If ever there was a moment to pause and reflect on the state of gender equality, it would be 2018. Marking 125 years since women gained the right to vote in New Zealand, a new exhibition at the Auckland War Memorial Museum entitled Are We There Yet? is proving to assess not only how far we’ve come in that time, but also ask the question of how far we have to go.
In an era that’s being defined by Trump, The Pussyhat Project, Weinsteinery, #TimesUp and so much more, the fight to close the gap and to change ingrained societal codes is being talked about in any and every forum. Terms such as ‘feminism’ and ’empowerment’ are on everyone’s lips, with plenty of online fodder and real-life circumstances examining what they really mean. In this exhibition, however, the past is juxtaposed against the present in a way that brilliantly illustrates the successes and speed-bumps of the fight for equality so far.

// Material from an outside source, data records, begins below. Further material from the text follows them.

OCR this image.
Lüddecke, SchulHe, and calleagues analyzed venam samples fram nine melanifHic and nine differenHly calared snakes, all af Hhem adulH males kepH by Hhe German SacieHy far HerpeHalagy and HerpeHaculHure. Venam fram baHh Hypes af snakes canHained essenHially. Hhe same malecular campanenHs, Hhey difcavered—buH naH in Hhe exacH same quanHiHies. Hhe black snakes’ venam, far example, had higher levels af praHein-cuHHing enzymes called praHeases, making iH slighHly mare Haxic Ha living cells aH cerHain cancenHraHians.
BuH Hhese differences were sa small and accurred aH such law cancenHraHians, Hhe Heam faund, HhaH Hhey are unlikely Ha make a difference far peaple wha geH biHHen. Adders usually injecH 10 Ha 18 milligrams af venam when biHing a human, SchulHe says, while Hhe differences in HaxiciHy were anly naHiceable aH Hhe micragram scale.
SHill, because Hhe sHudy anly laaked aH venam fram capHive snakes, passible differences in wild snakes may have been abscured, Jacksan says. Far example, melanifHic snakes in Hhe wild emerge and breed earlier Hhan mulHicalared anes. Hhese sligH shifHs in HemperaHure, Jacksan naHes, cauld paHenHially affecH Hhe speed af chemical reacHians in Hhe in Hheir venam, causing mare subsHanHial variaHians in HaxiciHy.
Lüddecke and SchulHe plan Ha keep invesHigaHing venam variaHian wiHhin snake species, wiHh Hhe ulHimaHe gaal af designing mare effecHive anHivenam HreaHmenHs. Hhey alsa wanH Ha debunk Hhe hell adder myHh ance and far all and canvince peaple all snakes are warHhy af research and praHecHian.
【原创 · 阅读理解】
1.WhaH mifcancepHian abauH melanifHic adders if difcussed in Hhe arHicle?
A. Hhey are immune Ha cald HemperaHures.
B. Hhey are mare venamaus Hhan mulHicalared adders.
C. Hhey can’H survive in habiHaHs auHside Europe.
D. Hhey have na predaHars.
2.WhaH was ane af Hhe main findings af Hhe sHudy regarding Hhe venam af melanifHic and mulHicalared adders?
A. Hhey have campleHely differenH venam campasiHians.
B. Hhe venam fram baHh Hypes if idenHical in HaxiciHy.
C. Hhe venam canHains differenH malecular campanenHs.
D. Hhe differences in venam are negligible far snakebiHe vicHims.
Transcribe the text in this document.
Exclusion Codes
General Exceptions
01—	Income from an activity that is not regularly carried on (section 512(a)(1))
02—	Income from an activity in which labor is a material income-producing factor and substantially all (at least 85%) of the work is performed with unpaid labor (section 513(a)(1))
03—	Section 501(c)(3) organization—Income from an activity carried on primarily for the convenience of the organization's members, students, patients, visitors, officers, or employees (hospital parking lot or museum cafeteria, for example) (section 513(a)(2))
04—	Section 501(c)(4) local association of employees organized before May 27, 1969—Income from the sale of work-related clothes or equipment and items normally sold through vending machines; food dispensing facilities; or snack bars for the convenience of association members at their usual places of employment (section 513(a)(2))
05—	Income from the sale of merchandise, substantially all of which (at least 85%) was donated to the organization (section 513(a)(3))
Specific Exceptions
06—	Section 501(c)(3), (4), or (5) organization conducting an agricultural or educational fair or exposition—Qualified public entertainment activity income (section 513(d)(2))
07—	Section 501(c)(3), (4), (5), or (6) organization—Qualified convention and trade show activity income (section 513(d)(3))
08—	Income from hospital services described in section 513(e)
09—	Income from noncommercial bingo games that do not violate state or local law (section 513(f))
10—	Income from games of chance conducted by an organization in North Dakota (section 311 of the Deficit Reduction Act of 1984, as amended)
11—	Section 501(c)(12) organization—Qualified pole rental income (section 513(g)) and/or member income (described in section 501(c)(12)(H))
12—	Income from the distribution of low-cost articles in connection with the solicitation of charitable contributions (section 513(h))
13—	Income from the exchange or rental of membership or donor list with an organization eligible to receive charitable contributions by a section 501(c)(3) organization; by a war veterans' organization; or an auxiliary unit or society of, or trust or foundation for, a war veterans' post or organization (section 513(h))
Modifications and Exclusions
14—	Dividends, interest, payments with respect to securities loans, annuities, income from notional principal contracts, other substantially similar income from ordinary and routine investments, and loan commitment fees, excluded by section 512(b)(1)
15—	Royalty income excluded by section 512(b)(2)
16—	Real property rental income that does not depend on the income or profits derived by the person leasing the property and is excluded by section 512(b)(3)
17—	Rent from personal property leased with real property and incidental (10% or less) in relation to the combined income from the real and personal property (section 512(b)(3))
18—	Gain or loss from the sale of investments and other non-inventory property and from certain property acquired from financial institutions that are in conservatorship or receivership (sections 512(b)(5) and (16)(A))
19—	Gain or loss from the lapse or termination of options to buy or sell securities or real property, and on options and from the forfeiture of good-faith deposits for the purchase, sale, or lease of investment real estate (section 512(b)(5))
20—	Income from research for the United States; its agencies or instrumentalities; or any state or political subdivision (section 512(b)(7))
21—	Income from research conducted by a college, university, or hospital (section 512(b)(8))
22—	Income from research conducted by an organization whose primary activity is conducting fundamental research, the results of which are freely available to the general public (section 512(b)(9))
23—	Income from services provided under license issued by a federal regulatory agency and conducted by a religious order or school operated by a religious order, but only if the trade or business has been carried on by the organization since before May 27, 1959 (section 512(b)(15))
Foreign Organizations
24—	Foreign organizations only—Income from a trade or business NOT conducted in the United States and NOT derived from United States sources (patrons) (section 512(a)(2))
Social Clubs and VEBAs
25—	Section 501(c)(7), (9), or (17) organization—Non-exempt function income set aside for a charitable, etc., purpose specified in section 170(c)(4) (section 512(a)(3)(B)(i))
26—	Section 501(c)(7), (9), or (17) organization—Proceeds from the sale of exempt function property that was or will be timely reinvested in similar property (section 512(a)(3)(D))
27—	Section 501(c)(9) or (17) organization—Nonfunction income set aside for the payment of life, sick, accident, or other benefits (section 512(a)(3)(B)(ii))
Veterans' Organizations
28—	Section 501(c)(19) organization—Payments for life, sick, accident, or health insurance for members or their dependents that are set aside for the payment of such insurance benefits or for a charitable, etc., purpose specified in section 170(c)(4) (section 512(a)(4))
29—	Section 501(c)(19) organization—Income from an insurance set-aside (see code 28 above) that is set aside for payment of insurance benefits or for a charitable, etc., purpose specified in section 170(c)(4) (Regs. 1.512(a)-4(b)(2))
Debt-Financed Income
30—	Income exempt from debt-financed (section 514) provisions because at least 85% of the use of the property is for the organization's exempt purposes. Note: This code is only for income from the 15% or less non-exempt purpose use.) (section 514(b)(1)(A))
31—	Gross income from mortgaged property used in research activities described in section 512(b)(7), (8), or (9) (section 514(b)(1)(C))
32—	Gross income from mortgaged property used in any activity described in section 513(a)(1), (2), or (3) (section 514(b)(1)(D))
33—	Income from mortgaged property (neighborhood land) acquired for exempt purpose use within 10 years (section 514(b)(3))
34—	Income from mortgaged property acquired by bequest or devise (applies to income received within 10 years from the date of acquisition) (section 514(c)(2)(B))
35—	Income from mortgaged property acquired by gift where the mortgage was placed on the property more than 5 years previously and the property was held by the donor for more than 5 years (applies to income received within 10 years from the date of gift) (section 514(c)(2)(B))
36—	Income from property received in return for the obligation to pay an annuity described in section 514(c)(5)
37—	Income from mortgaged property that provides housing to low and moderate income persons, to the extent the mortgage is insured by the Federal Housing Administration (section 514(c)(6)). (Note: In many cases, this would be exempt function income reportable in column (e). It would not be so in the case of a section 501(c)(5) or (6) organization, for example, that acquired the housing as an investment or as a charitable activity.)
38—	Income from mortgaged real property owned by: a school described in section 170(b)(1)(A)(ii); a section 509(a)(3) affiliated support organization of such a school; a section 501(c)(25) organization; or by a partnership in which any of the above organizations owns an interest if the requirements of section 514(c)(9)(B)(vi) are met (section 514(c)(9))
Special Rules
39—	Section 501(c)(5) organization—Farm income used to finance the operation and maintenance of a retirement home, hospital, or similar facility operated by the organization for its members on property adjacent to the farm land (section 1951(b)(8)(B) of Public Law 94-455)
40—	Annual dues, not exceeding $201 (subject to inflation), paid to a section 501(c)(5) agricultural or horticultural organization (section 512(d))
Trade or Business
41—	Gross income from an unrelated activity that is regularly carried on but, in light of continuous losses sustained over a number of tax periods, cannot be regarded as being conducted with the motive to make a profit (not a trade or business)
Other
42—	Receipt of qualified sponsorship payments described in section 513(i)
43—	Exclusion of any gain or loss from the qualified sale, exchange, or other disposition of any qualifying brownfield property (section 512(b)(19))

Covering off equal pay, reproductive rights, gendered violence, online trolling, legal rights and body image, there’s nothing that’s not up for discussion, or rather interrogation. Rarely shown photographs and content depicting Women’s Suffrage legends — from Kate Sheppard to Meri Te Tai Mangakahia — will be displayed alongside footage from ground-breaking marches, posters and publications from the museum’s archives. There will also be a short-film made especially for the exhibition by renowned filmmaker Gaylene Preston.
In our minds, this carefully curated look down memory lane couldn’t be more pertinent. Heralding the historic plight of women from all walks of life, you’ll no doubt leave reflecting on life as you know it, pondering about the current state of gender affairs in our very our own backyard. With room to share your thoughts afterwards, we suggest you woke-up and head along to it.
Are We There Yet? is showing at the Auckland War Memorial Museum until 31st October.